Describe how a scanning electron microscope (SEM) works.

A
  1. Focus a beam of electrons onto a specimen’s surface using electromagnetic lenses.
  2. Reflected electrons hit a collecting device and are amplified to produce an image on a photographic plate.
33
Q

Define magnification and resolution.

A

Magnification: factor by which the image is larger than the actual specimen.
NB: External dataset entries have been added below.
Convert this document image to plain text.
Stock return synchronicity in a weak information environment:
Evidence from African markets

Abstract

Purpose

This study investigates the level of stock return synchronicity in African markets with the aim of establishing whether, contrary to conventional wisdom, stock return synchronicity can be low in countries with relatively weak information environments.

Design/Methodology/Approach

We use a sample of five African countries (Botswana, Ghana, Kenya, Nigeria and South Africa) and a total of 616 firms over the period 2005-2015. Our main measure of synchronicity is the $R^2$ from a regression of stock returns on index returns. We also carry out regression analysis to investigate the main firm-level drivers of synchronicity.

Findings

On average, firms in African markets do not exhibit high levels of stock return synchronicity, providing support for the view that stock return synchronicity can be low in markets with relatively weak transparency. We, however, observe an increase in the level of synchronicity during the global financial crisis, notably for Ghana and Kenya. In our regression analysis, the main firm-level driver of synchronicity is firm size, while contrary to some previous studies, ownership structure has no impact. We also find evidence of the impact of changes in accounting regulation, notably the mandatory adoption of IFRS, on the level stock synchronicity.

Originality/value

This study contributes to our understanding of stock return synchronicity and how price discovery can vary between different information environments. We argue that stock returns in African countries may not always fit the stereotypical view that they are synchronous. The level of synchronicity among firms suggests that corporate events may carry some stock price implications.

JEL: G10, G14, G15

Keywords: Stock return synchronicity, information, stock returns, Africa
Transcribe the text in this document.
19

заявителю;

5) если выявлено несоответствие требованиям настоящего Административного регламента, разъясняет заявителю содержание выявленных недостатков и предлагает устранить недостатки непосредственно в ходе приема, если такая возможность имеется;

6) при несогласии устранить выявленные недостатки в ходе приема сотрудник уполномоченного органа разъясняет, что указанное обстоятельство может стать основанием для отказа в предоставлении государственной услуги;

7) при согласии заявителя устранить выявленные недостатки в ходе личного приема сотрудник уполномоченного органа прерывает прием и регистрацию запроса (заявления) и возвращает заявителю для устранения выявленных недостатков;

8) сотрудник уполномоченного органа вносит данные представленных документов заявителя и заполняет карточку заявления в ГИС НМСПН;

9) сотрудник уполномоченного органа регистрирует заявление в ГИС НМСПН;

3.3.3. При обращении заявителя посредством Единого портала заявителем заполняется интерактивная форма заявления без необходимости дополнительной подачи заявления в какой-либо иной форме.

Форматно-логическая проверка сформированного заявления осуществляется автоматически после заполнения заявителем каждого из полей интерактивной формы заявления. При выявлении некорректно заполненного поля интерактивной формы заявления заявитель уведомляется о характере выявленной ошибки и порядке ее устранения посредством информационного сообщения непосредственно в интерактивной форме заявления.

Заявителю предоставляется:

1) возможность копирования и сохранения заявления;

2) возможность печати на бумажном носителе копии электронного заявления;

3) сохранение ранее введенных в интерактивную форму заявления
Resolution: smallest separation distance at which 2 separate structures can be distinguished from one another.

34
Q

Explain how to use an eyepiece graticule and stage micrometer to measure the size of a structure.

A
  1. Place micrometer on stage to calibrate eyepiece graticule.
  2. Line up scales on graticule and micrometer. Count how
    many graticule divisions are in 100μm on the micrometer.
  3. Length of 1 eyepiece division = 100μm / number of
    divisions
  4. Use calibrated values to calculate actual length of
    structures.
35
Q

State an equation to calculate the actual size of a structure from microscopy.

A

actual size = image size
/
magnification

36
Q

Outline what happens during cell fractionation and ultracentrifugation.

A
  1. Mince and homogenize tissue to break open cells & release organelles.
  2. Filter homogenate to remove debris.
  3. Perform differential centrifugation:
    a) Spin homogenate in centrifuge.
    b) The most dense organelles in the mixture form a pellet.
    c) Filter off the supernatant and spin again at a higher speed.
37
Q

State the order of sedimentation of organelles during differential centrifugation.

A

most dense → least dense

nucleus → mitochondria → lysosomes → RER → plasma membrane → SER → ribosomes

38
Q

Explain why fractionated cells are kept in a cold, buffered, isotonic solution.

A

cold: slow action of hydrolase enzymes.

buffered: maintain constant pH.

isotonic: prevent osmotic lysis/ shrinking of organelles.